Department of Pediatrics, University of Rochester Medical Center, Rochester, New York, USA.
Department of Public Health Sciences, University of Rochester Medical Center, Rochester, New York, USA.
J Hosp Med. 2022 Jan;17(1):11-18. doi: 10.1002/jhm.2732. Epub 2022 Jan 4.
Diagnostic codes can retrospectively identify samples of febrile infants, but sensitivity is low, resulting in many febrile infants eluding detection. To ensure study samples are representative, an improved approach is needed.
To derive and internally validate a natural language processing algorithm to identify febrile infants and compare its performance to diagnostic codes.

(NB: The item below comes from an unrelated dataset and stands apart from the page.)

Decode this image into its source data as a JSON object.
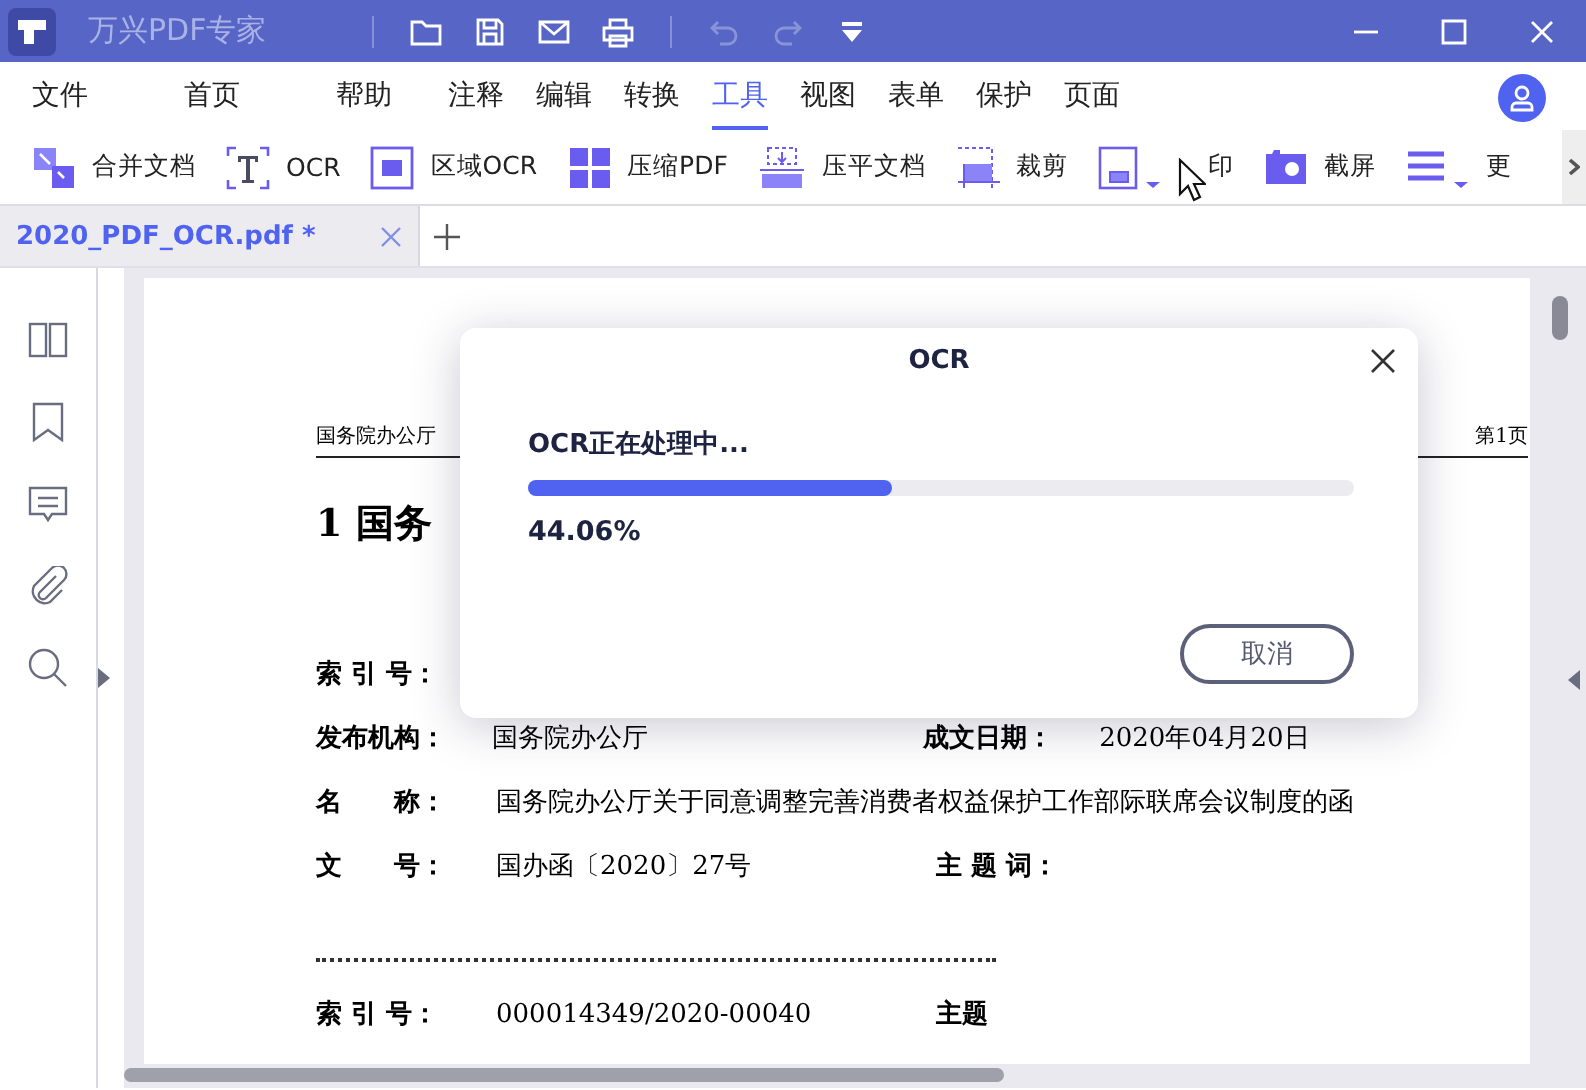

This cross-sectional study consisted of infants aged 0-90 days brought to one pediatric emergency department from January 2016 to December 2017. We aimed to identify infants with fever, defined as a documented temperature ≥38°C. We used 2017 clinical notes to develop two rule-based algorithms to identify infants with fever and tested them on data from 2016. Using manual abstraction as the gold standard, we compared performance of the two rule-based algorithms (Models 1, 2) to four previously published diagnostic code groups (Models 5-8) using area under the receiver-operating characteristics curve (AUC), sensitivity, and specificity.
For the test set (n = 1190 infants), 184 infants were febrile (15.5%). The AUCs (0.92-0.95) and sensitivities (86%-92%) of Models 1 and 2 were significantly greater than Models 5-8 (0.67-0.74; 20%-74%) with similar specificities (93%-99%). In contrast to Models 5-8, samples from Models 1 and 2 demonstrated similar characteristics to the gold standard, including fever prevalence, median age, and rates of bacterial infections, hospitalizations, and severe outcomes.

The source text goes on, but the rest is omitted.